The Heartbleed Bug is a very serious vulnerability in the popular OpenSSL cryptographic software library. This weakness allows stealing the information protected, under normal conditions, by the SSL/TLS encryption used to secure the Internet. SSL/TLS provides communication security and privacy over the internet for applications such as web, email, instant messaging (IM) and some virtual private networks (VPNs).

The Heartbleed bug allows anyone on the internet to read the memory of the systems protected by the vulnerable versions of the OpenSSL software. This compromises the secret keys used to identify the service providers and to encrypt the traffic, the names and passwords of the users and the actual content. This allows attackers to eavesdrop on communications, steal data directly from the services and users and to impersonate services and users. Source (1)
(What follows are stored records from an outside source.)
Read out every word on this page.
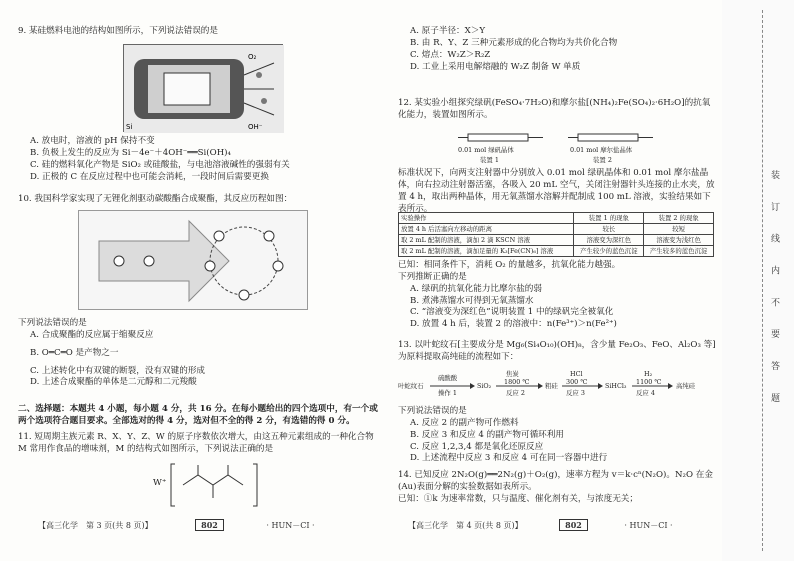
9. 某硅燃料电池的结构如图所示，下列说法错误的是
O₂
OH⁻
Si
A. 放电时，溶液的 pH 保持不变
B. 负极上发生的反应为 Si－4e⁻＋4OH⁻══Si(OH)₄
C. 硅的燃料氧化产物是 SiO₂ 或硅酸盐，与电池溶液碱性的强弱有关
D. 正极的 C 在反应过程中也可能会消耗，一段时间后需要更换
10. 我国科学家实现了无锂化剂驱动碳酸酯合成聚酯，其反应历程如图：
下列说法错误的是
A. 合成聚酯的反应属于缩聚反应
B. O═C═O 是产物之一
C. 上述转化中有双键的断裂，没有双键的形成
D. 上述合成聚酯的单体是二元醇和二元羧酸
二、选择题：本题共 4 小题，每小题 4 分，共 16 分。在每小题给出的四个选项中，有一个或两个选项符合题目要求。全部选对的得 4 分，选对但不全的得 2 分，有选错的得 0 分。
11. 短周期主族元素 R、X、Y、Z、W 的原子序数依次增大，由这五种元素组成的一种化合物 M 常用作食品的增味剂，M 的结构式如图所示，下列说法正确的是
W⁺
【高三化学　第 3 页(共 8 页)】	802	· HUN－CI ·
A. 原子半径：X＞Y
B. 由 R、Y、Z 三种元素形成的化合物均为共价化合物
C. 熔点：W₂Z＞R₂Z
D. 工业上采用电解熔融的 W₂Z 制备 W 单质
12. 某实验小组探究绿矾(FeSO₄·7H₂O)和摩尔盐[(NH₄)₂Fe(SO₄)₂·6H₂O]的抗氧化能力，装置如图所示。
0.01 mol 绿矾晶体
装置 1
0.01 mol 摩尔盐晶体
装置 2
标准状况下，向两支注射器中分别放入 0.01 mol 绿矾晶体和 0.01 mol 摩尔盐晶体，向右拉动注射器活塞，各吸入 20 mL 空气，关闭注射器针头连接的止水夹，放置 4 h，取出两种晶体，用无氧蒸馏水溶解并配制成 100 mL 溶液，实验结果如下表所示。
实验操作	装置 1 的现象	装置 2 的现象
放置 4 h 后活塞向左移动的距离	较长	较短
取 2 mL 配制的溶液，滴加 2 滴 KSCN 溶液	溶液变为深红色	溶液变为浅红色
取 2 mL 配制的溶液，滴加足量的 K₃[Fe(CN)₆] 溶液	产生较少的蓝色沉淀	产生较多的蓝色沉淀
已知：相同条件下，消耗 O₂ 的量越多，抗氧化能力越强。
下列推断正确的是
A. 绿矾的抗氧化能力比摩尔盐的弱
B. 煮沸蒸馏水可得到无氧蒸馏水
C. “溶液变为深红色”说明装置 1 中的绿矾完全被氧化
D. 放置 4 h 后，装置 2 的溶液中：n(Fe³⁺)＞n(Fe²⁺)
13. 以叶蛇纹石[主要成分是 Mg₆(Si₄O₁₀)(OH)₈，含少量 Fe₂O₃、FeO、Al₂O₃ 等]为原料提取高纯硅的流程如下：
叶蛇纹石
硫酸酸
操作 1
SiO₂
焦炭
1800 ℃
反应 2
粗硅
HCl
300 ℃
反应 3
SiHCl₃
H₂
1100 ℃
反应 4
高纯硅
下列说法错误的是
A. 反应 2 的副产物可作燃料
B. 反应 3 和反应 4 的副产物可循环利用
C. 反应 1,2,3,4 都是氧化还原反应
D. 上述流程中反应 3 和反应 4 可在同一容器中进行
14. 已知反应 2N₂O(g)══2N₂(g)＋O₂(g)，速率方程为 v＝k·cⁿ(N₂O)。N₂O 在金(Au)表面分解的实验数据如表所示。
已知：①k 为速率常数，只与温度、催化剂有关，与浓度无关；
【高三化学　第 4 页(共 8 页)】	802	· HUN－CI ·
装 订 线 内 不 要 答 题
What versions of OpenSSL are affected?

Only 1.0.1 and 1.0.2-beta releases of OpenSSL are affected including 1.0.1f and 1.0.2-beta1.
Note: Redhat/CentOS released a patched version that is still showing as “openssl-1.0.1e-16.el6_5.7”

OpenSSL 1.0.1 through 1.0.1f (inclusive) are vulnerable
OpenSSL 1.0.1g is NOT vulnerable
OpenSSL 1.0.0 branch is NOT vulnerable
OpenSSL 0.9.8 branch is NOT vulnerable
Checking if you are vulnerable
Check the version of OpenSSL on the server:

Connect to the server via command line:

– On CentOS/Redhat:

rpm -qa openssl*

– On Ubuntu/Debian:

dpkg -l | grep openssl

(Make sure the version installed matches the ones that are reported here: http://www.ubuntu.com/usn/usn-2165-1/ )

– Using online tools:
http://filippo.io/Heartbleed/

Please refer to the official Heartbleed information website: http://heartbleed.com/

Resolution:

1- Upgrade the OpenSSL in the server to the latest version (1.0.1g or +)
CentOS:

yum -y update openssl

Ubuntu:

sudo apt-get update; sudo apt-get install openssl

2- Identify the services that use openssl (HTTP, SMTP, etc.):
CentOS:

lsof -n | grep ssl | awk '{print $1}' | sort | uniq

Ubuntu:

lsof -n | grep ssl | awk '{print $1}' | sort | uniq

3- Restart those services. This step is extremely important since simply upgrading libraries does affect services currently running.

4- Recheck to see that no services are vulnerable:
CentOS:

rpm -qa openssl*

Ubuntu:

dpkg -l | grep openssl

5- As a precaution, we also advise to do the following:

Regenerate your SSL private key
Request and replace the SSL certificate

External references:

**Be sure to change users’ passwords.